Schizophrenia is a disorder that is characterized by disturbances in thinking, perception, emotions and behavior. However, there are currently no validated biomarkers for schizophrenia. CRMP2 (collapsin response mediator protein 2) is an intracellular protein that plays an important role in mediating axon guidance molecules, dendritic branching and spine formation through its phosphorylation at the serine 522 residue. Accumulating evidence suggests that CRMP2 is implicated in neuropsychiatric disorders. We examined protein levels in brain specimens of Schizophrenia and control patients. Increased levels of total CRMP2 were found. In many cases this increased CRMP2 lowered the p-CRMP2:total CRMP2 ratio. To determine whether or not CRMP2 is a potential biomarker, we established an in vitro assay system, which allows us to evaluate the amount of CRMP2 and its phosphorylated CRMP2 in human peripheral blood mononuclear lymphocytes. The absolute value of CRMP2 of schizophrenic patients was higher than that of healthy control subjects under the age of 30 years.
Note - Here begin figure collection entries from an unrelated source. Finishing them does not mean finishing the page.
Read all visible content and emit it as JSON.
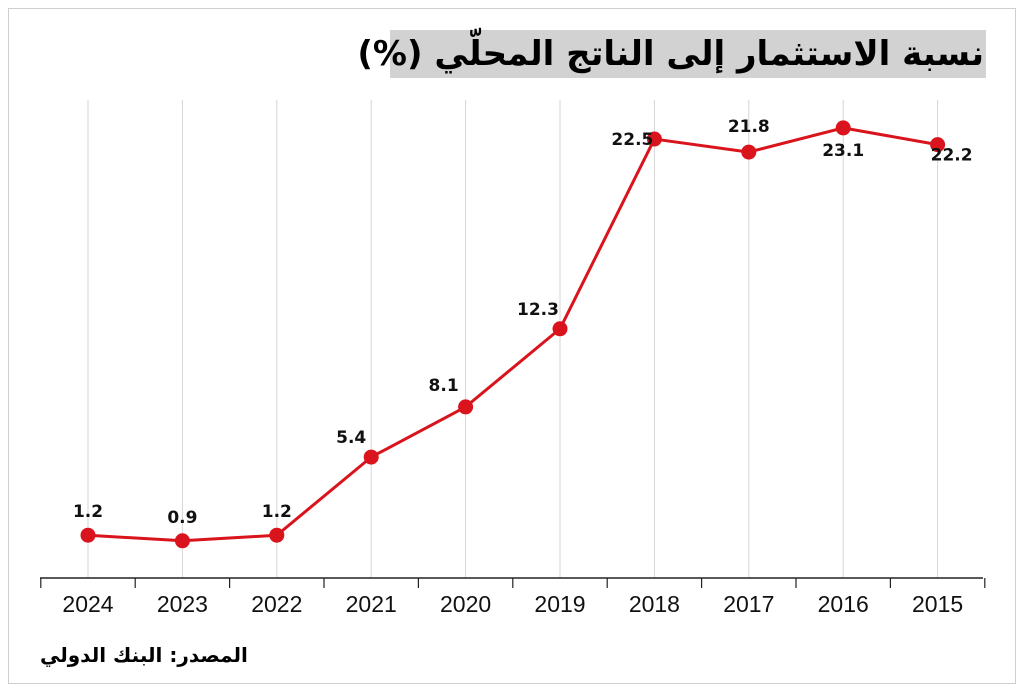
{
  "title": "نسبة الاستثمار إلى الناتج المحلّي (%)",
  "source": "المصدر: البنك الدولي",
  "colors": {
    "line": "#d9141d",
    "grid": "#d6d6d6",
    "axis": "#222222",
    "title_bg": "#d2d2d2"
  },
  "chart_data": {
    "type": "line",
    "x": [
      "2024",
      "2023",
      "2022",
      "2021",
      "2020",
      "2019",
      "2018",
      "2017",
      "2016",
      "2015"
    ],
    "series": [
      {
        "values": [
          1.2,
          0.9,
          1.2,
          5.4,
          8.1,
          12.3,
          22.5,
          21.8,
          23.1,
          22.2
        ],
        "labels": [
          "1.2",
          "0.9",
          "1.2",
          "5.4",
          "8.1",
          "12.3",
          "22.5",
          "21.8",
          "23.1",
          "22.2"
        ]
      }
    ],
    "ylim": [
      -1.1,
      24.6
    ],
    "grid": "vertical",
    "x_order": "right-to-left"
  }
}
The relative amount of phosphorylated form of CRMP2 (pS522-CRMP2) to total CRMP2 (pS522-CRMP2/CRMP2) was low in the young schizophrenia group than the age-matched control young group. These results suggest some alteration of the protein levels and/or posttranslational modification of CRMP2 from schizophrenia patients, providing CRMP2 as a potential biomarker for schizophrenia.